I am a professor of history, so I know this in my bones: nothing is inevitable. History is made by people who stared, blinking, into the uncertain future. Their paths were not lit before them by sacred meteors. For most of us, this sounds like good news. We choose and choose and choose again.
Before when I was earnest and clever and ignorant, I thought, life is a series of choices. I curated my own life until, one day, I couldn’t. I had accepted the burden of limitless choices only to find that I had few to make. I was stuck in this body, this house, this life.
I feel a spark of horror each time I remember it: we come undone. This is what happens to all of us. We fall ill. We get old. We can’t have that baby or keep that relationship. We missed our chance to go to this school or take that job. Our parents die before we know them, and our kids forget our love. We lose people before we can learn to live without them.
“This will be a hard journey,” he says. “Is there anything you can set down?”
Everybody pretends that you only die once. But that’s not true. You can die to a thousand possible futures in the course of a single, stupid life.
The terrible gift of a terrible illness is that it has, in fact, taught me to live in the moment.

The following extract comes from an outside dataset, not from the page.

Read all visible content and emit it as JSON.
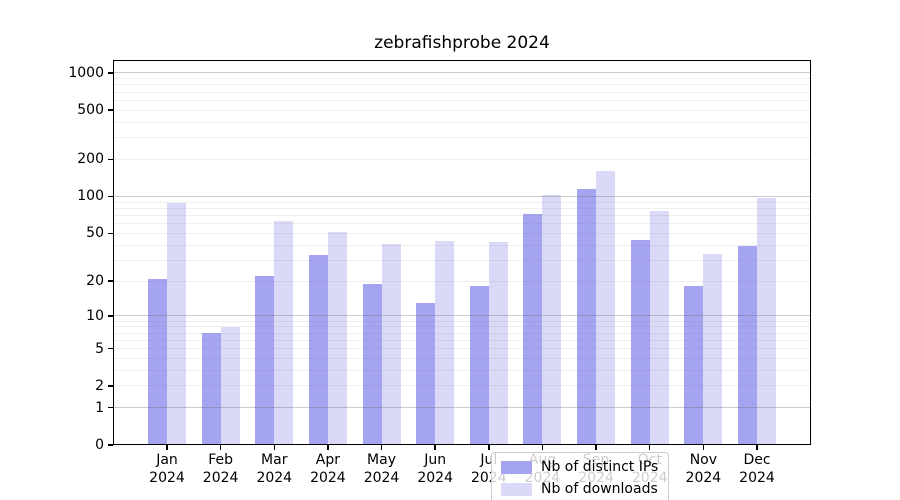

Nothing but this day matters: the warmth of this crib, the sound of his hysterical giggling. And when I look closely at my life, I realize that I’m not just learning to seize the day. In my finite life, the mundane has begun to sparkle. The things I love—the things I should love—become clearer, brighter.
The truth of the pandemic is the truth of all suffering: that it is unjustly distributed.
We try to outsmart our limitations and our bad, bad luck, but here we are, shouting the truth into the abyss. There is no cure for being human.
These are such small decisions, really. But aren’t they all? Trying again. Getting back up. Trusting someone new. Loving extravagantly inside these numbered days.
Time really is a circle; I can see that now. We are trapped between a past we can’t return to and a future that is uncertain. And it takes guts to live here, in the hard space between anticipation and realization.